With appropriate policies to help overcome current fiscal constraints, the advanced biofuels industry can meet environmental goals, create new green jobs and contribute to economic growth, according to industry leaders who met this week at the U.S. Department of Energy (DOE) Office of the Biomass Program’s Biomass 2009: Fueling Our Future conference.
During the conference opening plenary session, titled “Dispelling the Myths and Addressing the Challenges,” Biotechnology Industry Organization (BIO) executive vice president Brent Erickson stressed the economic potential that development of the advanced biofuels industry holds.
“Building advanced biofuel production to a modest target of 45 billion gallons by 2030, which can be achieved by maintaining the same pace of technology development, could create more than 400,000 jobs within the industry and 1.9 million new jobs throughout the economy,” said Erickson. “Further, it could provide an economic boost of $300 billion.”
Richard Hamilton, chief executive of energy crop company Ceres, Inc., said large increases expected in crop productivity, as well as better utilization of fallow or marginal land, will absorb the demands being placed on U.S. farmers by bioenergy. “And if we look at improved ways to roll-out advances in plant science globally, and rely primarily on non-food, low-carbon crops like switchgrass, sorghum and Miscanthus, then the math behind biofuels looks even more promising,” he said.

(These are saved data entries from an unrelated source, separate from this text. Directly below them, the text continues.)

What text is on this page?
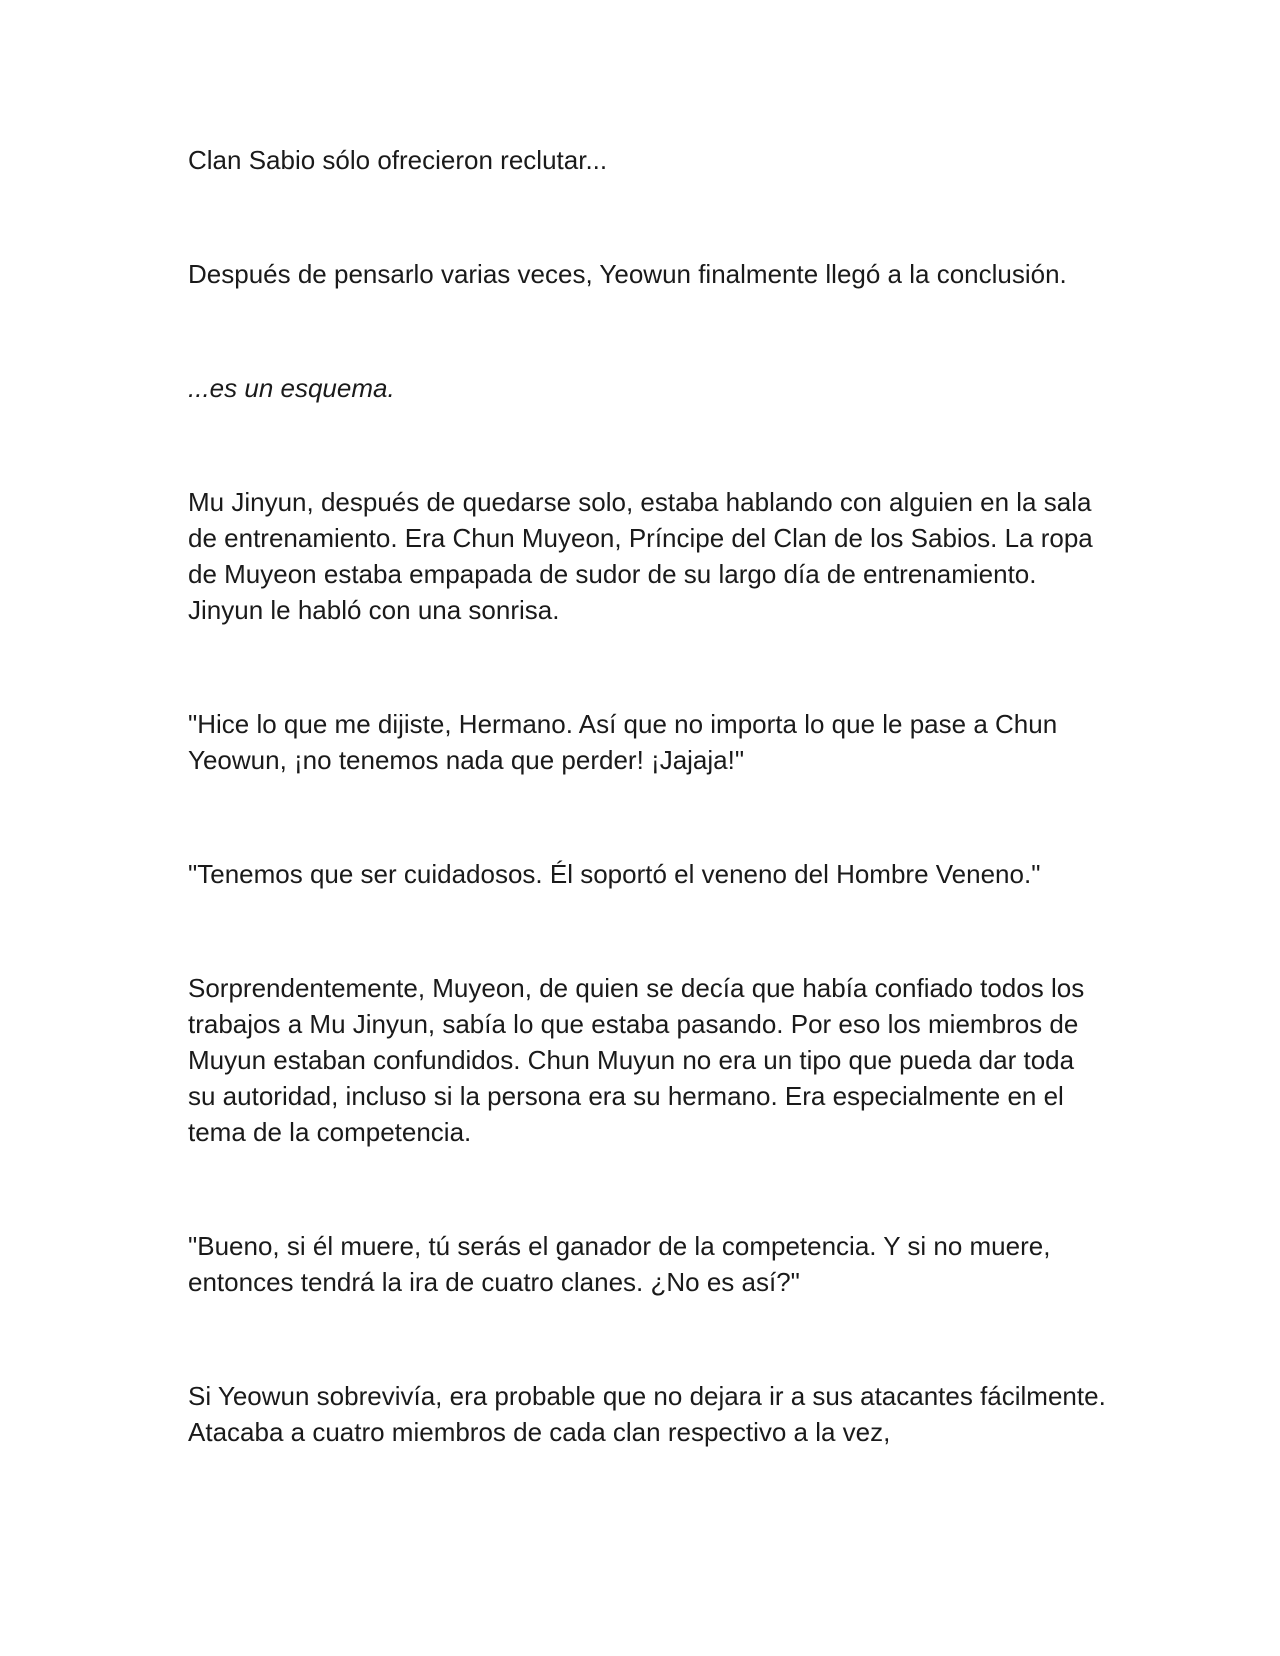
Clan Sabio sólo ofrecieron reclutar...

Después de pensarlo varias veces, Yeowun finalmente llegó a la conclusión.

...es un esquema.

Mu Jinyun, después de quedarse solo, estaba hablando con alguien en la sala de entrenamiento. Era Chun Muyeon, Príncipe del Clan de los Sabios. La ropa de Muyeon estaba empapada de sudor de su largo día de entrenamiento. Jinyun le habló con una sonrisa.

"Hice lo que me dijiste, Hermano. Así que no importa lo que le pase a Chun Yeowun, ¡no tenemos nada que perder! ¡Jajaja!"

"Tenemos que ser cuidadosos. Él soportó el veneno del Hombre Veneno."

Sorprendentemente, Muyeon, de quien se decía que había confiado todos los trabajos a Mu Jinyun, sabía lo que estaba pasando. Por eso los miembros de Muyun estaban confundidos. Chun Muyun no era un tipo que pueda dar toda su autoridad, incluso si la persona era su hermano. Era especialmente en el tema de la competencia.

"Bueno, si él muere, tú serás el ganador de la competencia. Y si no muere, entonces tendrá la ira de cuatro clanes. ¿No es así?"

Si Yeowun sobrevivía, era probable que no dejara ir a sus atacantes fácilmente. Atacaba a cuatro miembros de cada clan respectivo a la vez,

Jack Huttner with DuPont Danisco Cellulosic Ethanol discussed some of the economic and policy challenges facing the industry and noted that everything depends on a robust government support structure. “We won’t need incentives and subsidies forever, but we need them to get started. In particular, we need regulatory regimes and policies from agencies like the EPA that don’t send the wrong signals to the marketplace.”
The conference was held yesterday and today at the Gaylord National in National Harbor, MD.